-
11. Data: 2015-01-24 19:20:06
Temat: Re: XILINX - VIVADO
Od: s...@g...com
W dniu sobota, 24 stycznia 2015 18:52:44 UTC+1 użytkownik Mario napisał:
> >
> > Zgadnij dlaczego 99% implementacji software/firmware/hardware jest
> > opisanych tekstem a nie grafiką. I pomyśl jak pracuje się zespołowo nad
> > schematem graficznym.
Słusznie!! Pomyśl i wyjaśnij!!
>
> Wtrącę się troszkę chociaż ogólnie masz rację.
> Schemat może być robiony hierarchicznie, więc da się podzielić pracą w
> grupie.
>
Guzik ma rację. Też projektuję hierarchicznie. Dlaczego? Bo jeden rzut oka na
malunek. Antek robi syfrówę, Józek przetwornik AC, Zenek robi FPGA, Zocha robi PCB.
Rzut oka i wszystko jasne!! Mogę dla jaj podesłać swój projekt FPGA w postaci VHDL -
strukturalny + niektóre podzespoły behavioralnie. Te drugie to raczej załapiecie
prawie od strzału.
Zaś pierwsze..., ni wuja !! Sam po tygodniu przerwy mam z tym problemy. Na grafice,
wystarczy godzinka...
-
12. Data: 2015-01-24 20:27:46
Temat: Re: XILINX - VIVADO
Od: Sebastian Biały <h...@p...onet.pl>
On 2015-01-24 18:52, Mario wrote:
> Schemat może być robiony hierarchicznie, więc da się podzielić pracą w
> grupie.
A plików tekstowych *NIE* trzeba dzielić. Od czasu systemów kontroli
wersji z mergowaniem. I znowu schemat przegrywa.
-
13. Data: 2015-01-24 20:36:38
Temat: Re: XILINX - VIVADO
Od: Sebastian Biały <h...@p...onet.pl>
On 2015-01-24 18:53, s...@g...com wrote:
>> Uważaj. Projektowanie z poziomu kodu ma wiele zalet, że wymienie choćby
>> testy.
> Przestań!! Jak się na czymś nie znasz, to się nie mędrkuj. TestBenche istotnie
pisze się w dowolnym HDL
Przegapiłeś ostatnie jakieś 10 lat. Zadanie domowe z googla:
SystemVerilog i UVM. Przed UVM było trochę innych. I bedzie pare
nastepnych, prawie na 100%. Dynamika tu jest kosmiczna.
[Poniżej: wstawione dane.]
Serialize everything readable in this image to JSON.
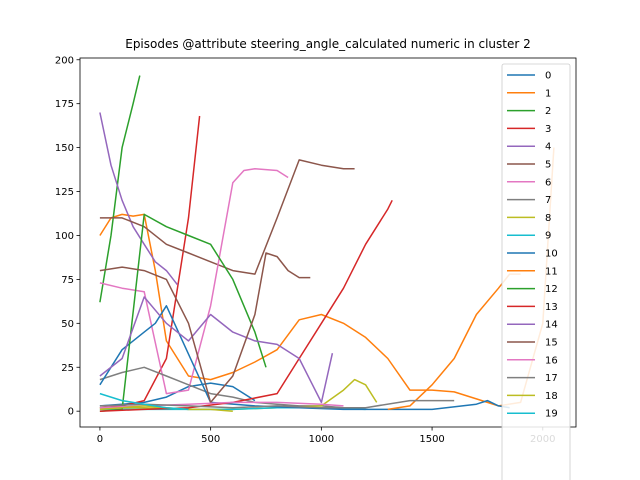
{
  "chart_data": {
    "type": "line",
    "title": "Episodes @attribute steering_angle_calculated numeric in cluster 2",
    "xlabel": "",
    "ylabel": "",
    "xlim": [
      -90,
      2150
    ],
    "ylim": [
      -9,
      201
    ],
    "xticks": [
      0,
      500,
      1000,
      1500,
      2000
    ],
    "yticks": [
      0,
      25,
      50,
      75,
      100,
      125,
      150,
      175,
      200
    ],
    "legend_position": "upper right",
    "series": [
      {
        "name": "0",
        "color": "#1f77b4",
        "x": [
          0,
          100,
          200,
          300,
          400,
          500,
          600,
          700
        ],
        "y": [
          3,
          4,
          5,
          8,
          14,
          16,
          14,
          6
        ]
      },
      {
        "name": "1",
        "color": "#ff7f0e",
        "x": [
          0,
          50,
          100,
          150,
          200,
          250,
          300,
          400,
          500,
          600,
          700,
          800,
          900,
          1000,
          1100,
          1200,
          1300,
          1400,
          1500,
          1600,
          1700,
          1800,
          1900,
          2000,
          2050
        ],
        "y": [
          100,
          110,
          112,
          111,
          112,
          80,
          40,
          20,
          18,
          22,
          28,
          35,
          52,
          55,
          50,
          42,
          30,
          12,
          12,
          11,
          7,
          3,
          5,
          50,
          150
        ]
      },
      {
        "name": "2",
        "color": "#2ca02c",
        "x": [
          0,
          50,
          100,
          150,
          180
        ],
        "y": [
          62,
          100,
          150,
          175,
          191
        ]
      },
      {
        "name": "3",
        "color": "#d62728",
        "x": [
          0,
          100,
          200,
          300,
          400,
          450
        ],
        "y": [
          2,
          3,
          6,
          30,
          110,
          168
        ]
      },
      {
        "name": "4",
        "color": "#9467bd",
        "x": [
          0,
          50,
          100,
          150,
          200,
          250,
          300,
          350
        ],
        "y": [
          170,
          140,
          120,
          105,
          95,
          85,
          80,
          72
        ]
      },
      {
        "name": "5",
        "color": "#8c564b",
        "x": [
          0,
          100,
          200,
          300,
          400,
          500,
          600,
          700,
          800,
          900,
          1000,
          1100,
          1150
        ],
        "y": [
          110,
          110,
          105,
          95,
          90,
          85,
          80,
          78,
          110,
          143,
          140,
          138,
          138
        ]
      },
      {
        "name": "6",
        "color": "#e377c2",
        "x": [
          0,
          100,
          200,
          300,
          400,
          500,
          550,
          600,
          650,
          700,
          800,
          850
        ],
        "y": [
          73,
          70,
          68,
          10,
          12,
          60,
          95,
          130,
          137,
          138,
          137,
          133
        ]
      },
      {
        "name": "7",
        "color": "#7f7f7f",
        "x": [
          0,
          100,
          200,
          300,
          400,
          500,
          600,
          700,
          800,
          900,
          1000,
          1100,
          1200
        ],
        "y": [
          18,
          22,
          25,
          20,
          15,
          10,
          8,
          5,
          4,
          3,
          3,
          2,
          2
        ]
      },
      {
        "name": "8",
        "color": "#bcbd22",
        "x": [
          0,
          200,
          400,
          600,
          800,
          1000,
          1100,
          1150,
          1200,
          1250
        ],
        "y": [
          2,
          2,
          1,
          1,
          2,
          3,
          12,
          18,
          15,
          5
        ]
      },
      {
        "name": "9",
        "color": "#17becf",
        "x": [
          0,
          200,
          400,
          600,
          800,
          1000,
          1200
        ],
        "y": [
          1,
          1,
          1,
          1,
          2,
          2,
          1
        ]
      },
      {
        "name": "10",
        "color": "#1f77b4",
        "x": [
          0,
          100,
          200,
          250,
          300,
          500,
          700,
          900,
          1100,
          1300,
          1500,
          1700,
          1750,
          1800,
          1850
        ],
        "y": [
          15,
          35,
          45,
          50,
          60,
          5,
          3,
          2,
          1,
          1,
          1,
          4,
          6,
          3,
          2
        ]
      },
      {
        "name": "11",
        "color": "#ff7f0e",
        "x": [
          1300,
          1400,
          1500,
          1600,
          1700,
          1800,
          1850,
          1900
        ],
        "y": [
          1,
          3,
          15,
          30,
          55,
          70,
          78,
          78
        ]
      },
      {
        "name": "12",
        "color": "#2ca02c",
        "x": [
          0,
          100,
          200,
          300,
          400,
          500,
          600,
          700,
          750
        ],
        "y": [
          0,
          1,
          112,
          105,
          100,
          95,
          75,
          45,
          25
        ]
      },
      {
        "name": "13",
        "color": "#d62728",
        "x": [
          0,
          200,
          400,
          600,
          800,
          900,
          1000,
          1100,
          1200,
          1300,
          1320
        ],
        "y": [
          0,
          1,
          2,
          5,
          10,
          30,
          50,
          70,
          95,
          115,
          120
        ]
      },
      {
        "name": "14",
        "color": "#9467bd",
        "x": [
          0,
          100,
          200,
          300,
          400,
          500,
          600,
          700,
          800,
          900,
          1000,
          1050
        ],
        "y": [
          20,
          30,
          65,
          50,
          40,
          55,
          45,
          40,
          38,
          30,
          5,
          33
        ]
      },
      {
        "name": "15",
        "color": "#8c564b",
        "x": [
          0,
          100,
          200,
          300,
          400,
          500,
          600,
          700,
          750,
          800,
          850,
          900,
          950
        ],
        "y": [
          80,
          82,
          80,
          75,
          50,
          5,
          20,
          55,
          90,
          88,
          80,
          76,
          76
        ]
      },
      {
        "name": "16",
        "color": "#e377c2",
        "x": [
          0,
          200,
          400,
          600,
          800,
          1000,
          1100
        ],
        "y": [
          2,
          3,
          4,
          5,
          5,
          4,
          3
        ]
      },
      {
        "name": "17",
        "color": "#7f7f7f",
        "x": [
          0,
          200,
          400,
          600,
          800,
          1000,
          1200,
          1400,
          1600
        ],
        "y": [
          3,
          4,
          3,
          2,
          3,
          2,
          2,
          6,
          6
        ]
      },
      {
        "name": "18",
        "color": "#bcbd22",
        "x": [
          0,
          100,
          200,
          300,
          400,
          500,
          600
        ],
        "y": [
          1,
          2,
          3,
          2,
          1,
          1,
          0
        ]
      },
      {
        "name": "19",
        "color": "#17becf",
        "x": [
          0,
          100,
          200,
          300,
          400
        ],
        "y": [
          10,
          6,
          4,
          2,
          1
        ]
      }
    ]
  }
}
I powtarzam: nie tylko gołe testy. Asercje, contrains, randomizacje,
TLM. To jest pisane w HDLu i *WPLATANE* w kod. Bo asercja jest naturalną
częścią kodu. W schemacie nie masz możliwosci postawienia głupiej
asercji. Odcinasz w ten sposób bardzo ważne mechanizmy zwiększające
jakość i ulatwiające debugowanie.
Świat naprawdę zna lepsze metody opisu elektroniki na dowolnym poziomie
od tranzystorów po transakcje. Lepsze od schematów. Naprawdę.
>, ale guano ma to wspólnego ze środowiskiem projektowym
*NIE* jest to takie proste. Miało kiedyś. Przez ostatnie 10 lat wiele
się zmieniło. Ewentualnie engine zbierający wyniki może mieć formę
środowiska. Testy obecnie pisze się w tym samym języku co implementację,
akurat taka moda. Obecnie na topie jest SystemVerilog. Jutro pewnie coś
głupszego od veriloga choć nie wiem czy nie osiągnięto już dna.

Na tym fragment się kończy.